2. RFRA is only applicable at the federal level, due to Boerne vs. San Antonio, is it not? Therefore, the Employment Division versus Smith standard of laws of netural applicabilty (which trumps free exercise) still holds at the state level and would, I imagine, trump the federal claim. I'm not a lawyer and never was a law student so I may be wrong on this.

3. Employers already receive such tax treatment for providing health insurance, although the House would have removed this last year for plans that covered abortion, even for secular employers, with the USCCB's blessing.

4. See all the objections that came to the ACA. And the fight between thepro life and pro choice groups on these issues will never get resolved and will prevent any further reforms that would move us away from the employer based system. Overwhelming force, meet immovable object.

I never said that the USCCB made up Obama's support for FOCA. But they knew that was going nowhere in Congress and they chose to heavily criticize him on it, anyway. If you criticize someone or something enough and keep it up, then I think I have a reason to eventually wonder if the USCCB's criticism on this issue doesn't just involve religious freedom but a desire to defeat President Obama, even though they would never say that.

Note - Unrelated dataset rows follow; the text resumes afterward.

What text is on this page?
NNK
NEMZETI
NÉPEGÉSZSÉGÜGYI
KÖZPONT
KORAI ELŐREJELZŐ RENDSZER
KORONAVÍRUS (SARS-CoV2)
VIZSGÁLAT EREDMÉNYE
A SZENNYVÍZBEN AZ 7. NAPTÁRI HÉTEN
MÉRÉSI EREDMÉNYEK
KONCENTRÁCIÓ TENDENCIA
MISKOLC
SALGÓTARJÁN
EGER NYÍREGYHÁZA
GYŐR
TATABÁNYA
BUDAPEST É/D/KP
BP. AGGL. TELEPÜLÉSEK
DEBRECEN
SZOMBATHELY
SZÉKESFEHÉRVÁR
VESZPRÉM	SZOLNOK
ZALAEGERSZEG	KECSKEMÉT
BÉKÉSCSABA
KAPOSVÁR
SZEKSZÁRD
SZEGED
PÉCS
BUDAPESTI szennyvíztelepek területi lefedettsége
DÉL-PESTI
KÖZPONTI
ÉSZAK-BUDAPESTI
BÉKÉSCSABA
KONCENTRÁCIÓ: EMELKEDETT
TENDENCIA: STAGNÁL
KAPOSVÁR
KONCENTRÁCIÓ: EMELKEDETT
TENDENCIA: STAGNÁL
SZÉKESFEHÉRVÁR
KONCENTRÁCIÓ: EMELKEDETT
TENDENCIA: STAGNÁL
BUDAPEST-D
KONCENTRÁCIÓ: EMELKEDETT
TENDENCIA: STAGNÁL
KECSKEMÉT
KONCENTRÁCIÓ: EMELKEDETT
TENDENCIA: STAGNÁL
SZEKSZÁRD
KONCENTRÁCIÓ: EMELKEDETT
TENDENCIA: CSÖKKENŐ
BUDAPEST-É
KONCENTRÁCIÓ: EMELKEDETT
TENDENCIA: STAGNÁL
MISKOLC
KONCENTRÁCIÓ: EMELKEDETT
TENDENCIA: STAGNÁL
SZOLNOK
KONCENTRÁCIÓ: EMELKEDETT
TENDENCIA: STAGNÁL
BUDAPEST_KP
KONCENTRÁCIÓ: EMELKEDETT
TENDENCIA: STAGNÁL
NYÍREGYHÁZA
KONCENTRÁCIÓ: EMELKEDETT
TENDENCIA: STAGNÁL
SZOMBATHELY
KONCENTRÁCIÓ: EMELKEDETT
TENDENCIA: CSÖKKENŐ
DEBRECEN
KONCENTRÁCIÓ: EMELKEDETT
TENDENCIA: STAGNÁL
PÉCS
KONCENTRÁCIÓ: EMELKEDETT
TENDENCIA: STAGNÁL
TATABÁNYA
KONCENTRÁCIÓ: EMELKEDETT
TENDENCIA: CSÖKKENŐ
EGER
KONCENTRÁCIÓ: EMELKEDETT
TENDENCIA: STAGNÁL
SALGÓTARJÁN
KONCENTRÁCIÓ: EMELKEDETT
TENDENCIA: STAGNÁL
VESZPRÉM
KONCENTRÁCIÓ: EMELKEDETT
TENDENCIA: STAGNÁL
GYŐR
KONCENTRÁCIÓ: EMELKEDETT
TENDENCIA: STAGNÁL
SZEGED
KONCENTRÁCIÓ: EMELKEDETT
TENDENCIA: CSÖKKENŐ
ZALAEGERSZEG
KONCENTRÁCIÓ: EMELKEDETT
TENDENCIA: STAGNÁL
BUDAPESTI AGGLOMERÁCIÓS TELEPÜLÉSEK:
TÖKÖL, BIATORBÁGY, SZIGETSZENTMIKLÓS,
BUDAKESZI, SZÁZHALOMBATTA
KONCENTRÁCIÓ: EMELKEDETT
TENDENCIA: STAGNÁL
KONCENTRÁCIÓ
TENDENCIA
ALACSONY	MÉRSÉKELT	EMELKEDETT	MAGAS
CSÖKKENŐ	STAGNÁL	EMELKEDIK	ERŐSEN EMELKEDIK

That's not the statement I'm referening. Go look at the letter from Bishop Pates to Secretary Clinton under the International Justice and Peace tab that actually mentions the Iran situtaion. It is an outstanding letter and that's the one that should be on the front page, no matter how much it may irritate the George Weigels and the folks over at First Things. The letter you reference, while a nice letter, doesn't mention the Iran situation.